Segundo Marcus Orione, a "Previdência pública é montada na solidariedade social. Quem está recebendo benefícios hoje depende da contribuição dos que estão trabalhando - que receberão a partir dos recolhimentos futuros."
Entretandto, mesmo modificado em alguns pontos (não inclui, por exemplo, a capitalização, que afastava o Estado da Previdência e passava sua gestão para os bancos) "o projeto continuou a atingir drasticamente a situação de trabalhadores e trabalhadoras diversos, provocando a maior redução de direitos já vista em nossa história.
Dificulta o acesso a benefícios previdenciários e diminui alguns de seus valores. Atinge até mesmo a assistência social - aquela destinada às camadas mais vulneráveis da população". " Os privilégios de alguns foram mantidos, os pobres punidos", resume ele.
E continua: "A reforma prevê condições para a obtenção de benefícios (relacionadas à contribuição e à idade) que serão impossíveis de serem atendidas pelos trabalhadores e trabalhadoras em geral, o que é agravado pela reforma trabalhista, que generalizou o acesso a trabalhos instáveis, dificultando a continuidade da vida contributiva."
Há coerência no ataque conservador aos ireitos dos trabalhadores - a retrógrada reforma da Previdência confirma, e agrava, o ataque já promovido pela contra-reforma trabalhista do usurpador Michel Temer que, ao amplificar de maneira desmedida e generalizada o desemprego e precarizar o trabalho, provoca a redução da arrecadação previdenciária, tornando ainda mais difícil a situação dos trabalhadores.
"Ao lado disso, o governo conseguiu a edição de lei supostamente destinada ao combate de fraudes. No entanto, ali foram inseridas normas que criaram prazos que dificultam o trabalhador da iniciativa privada a obter benefícios ou a permanecer sob a proteção previdenciária. Somada esta lei às novas disposições constitucionais, será, no futuro, praticamente impossível a obtenção ou manutenção de benefícios."
Marcus Orione explica como, embora contribuindo para a Previdência - isto é, pagando pelos benefícios que um dia receberia, os trabalhadores ficam incertos de que as obrigações do governo dserão cumpridas - isto é, falando de forma direta, pagam por um serviço que não será entregue.
Diz Marcus Orione: "Teremos, enfim, um sistema em que as pessoas pagarão contribuições, mas dificilmente elas acessarão os benefícios."

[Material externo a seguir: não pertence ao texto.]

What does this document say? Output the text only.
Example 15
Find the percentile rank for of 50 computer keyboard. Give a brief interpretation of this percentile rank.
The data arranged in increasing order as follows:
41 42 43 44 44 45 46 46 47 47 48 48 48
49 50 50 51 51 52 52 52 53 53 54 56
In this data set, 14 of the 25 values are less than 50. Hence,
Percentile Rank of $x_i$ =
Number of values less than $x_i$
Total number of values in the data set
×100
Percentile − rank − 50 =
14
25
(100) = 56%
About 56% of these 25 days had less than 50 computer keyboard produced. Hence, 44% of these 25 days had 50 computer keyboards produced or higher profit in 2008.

E mais: a mudança agora feita embute a necessidade futura de "outra reforma diminutiva de direitos de quem ainda está recebendo - já que não haverá, para mantê-los, contribuições suficientes, em vista da drástica redução de postos de trabalho formais e da possibilidade, não afastada, de isenções para as empresas de contribuições."
Eis aí o remédio usado para matar o paciente, descrito por Marcus Orione.